To answer this question, let us make a lyrical digression. As already mentioned, glucagon release from pancreatic alpha cells is normally inhibited by hyperglycemia, insulin, GLP-1 and somatostatin. Receptors for glucagon (G-protein coupled) are found on many cells, but are particularly abundant in liver, kidney (descending loop of Henle and distal tubules), heart, and adipose tissue. The interaction of glucagon with the receptor on renal cells activates sodiumuresis and increases glomerular filtration. Glucagon can even stimulate pancreatic β-cells to insulin secretion, although to a much lesser extent than insulin due to weak binding to GLP-1 receptor. Interaction of glucagon with the receptor on hepatocytes leads to increased bile formation, increased glucose levels by the mechanism of glycogenolysis and by activation of glyco-neo-genesis. There is also destruction of fats in the course of lipolysis, leading to the formation of ketones. Even proteins are thrown into the furnace! This is how glucagon tries to release resources to supply our body with the necessary fuel.

Relative hyperglucagonemia is seen in both type 1 and type 2 diabetes mellitus. It is thought to play a role in the pathogenesis of both conditions. There is a search for ways to pharmacologically block its action. Although such drugs have already been developed, unfortunately they cause numerous side effects and require further research.

Combining the glucagon receptor analog (GCGR) with GLP-1R analogs allows us to take advantage of glucagon's property of burning "fuel", increasing energy expenditure, but controlling hyperglycemia with GLP-1. Also an important property of glucagon is its suppression of hunger. This distinguishes it from other substances that increase energy intake, such as thyroxine and amphetamines. They stimulate appetite at the same time, which makes them of little appeal in obesity.

§ What is used in duo-combination drug cotadutide?

The hormone used is not pure glucagon, but a synthetic analog of the hormone oxyntomodulin, which is composed of glucagon and an octopeptide tail IP-1 It is the product of the aforementioned pre-pro-glucagon gene, which triggers its script in the L-cells of the small intestine.

The receptors for oxyntomodulin are not yet known, but it has been successful in activating both the glucagon receptor and the GLP-1 receptor. Oxyntomodulin has been used successfully in clinical trials of obese people, reducing appetite, increasing energy expenditure, while not impairing glucose tolerance. Adding an oxyntomodulin analog to GLP-1 reduces the risk of side effects that cause patients to discontinue GLP-1R therapy. And GLP-1R, by increasing insulin formation, suppresses gluconeogenesis induced by glucagon.

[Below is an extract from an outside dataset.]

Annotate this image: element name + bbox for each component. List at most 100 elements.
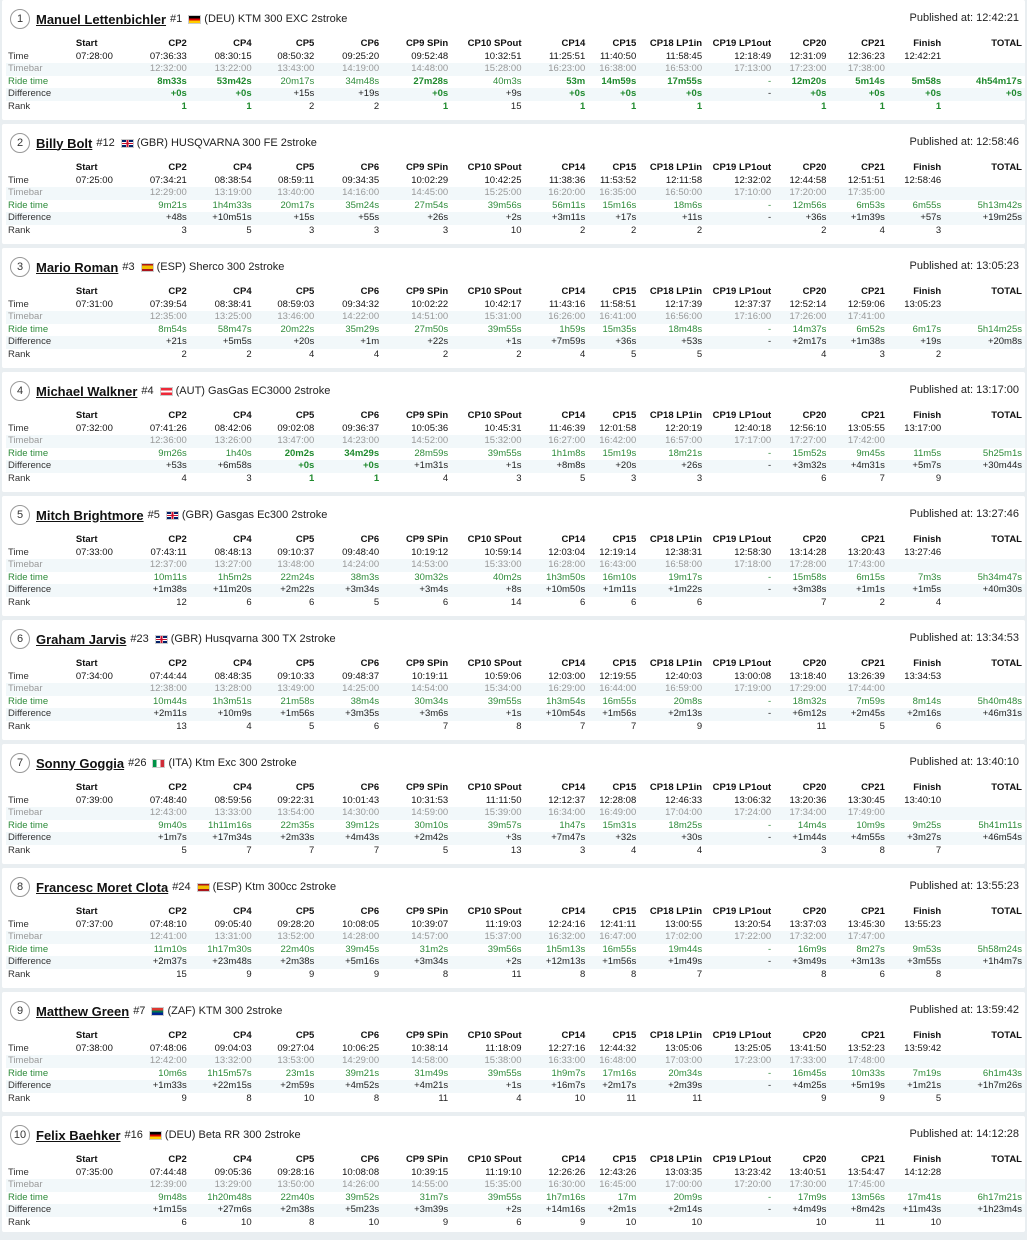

Perhaps this solution will help some specific categories of patients with DM2 and obesity complicated by non-alcoholic hepatic steatosis, which may develop into cirrhosis.

Cotadutide has been shown to be successful in hepatic steatosis. This is due not only to weight loss (at the expense of fat) with extrahepatic release of fatty acids from the liver, but also by de novo suppression of hepatic lipogenesis by activating glucagon receptors.

Triple-therapy: involves utilizing the synergistic beneficial properties of all the above-mentioned approaches.

It turned out to be a very long article. Who read it to the end, well done! It was not intended to reflect all the details of therapy, contraindications and side effects of treatment with GLP-1R analogs. It also omitted discussion of the duration of therapy with these drugs. Inquisitive readers can find it all on the internet themselves. But I hope that these notes will help guide you through the general outlines of therapy for the end of 2024.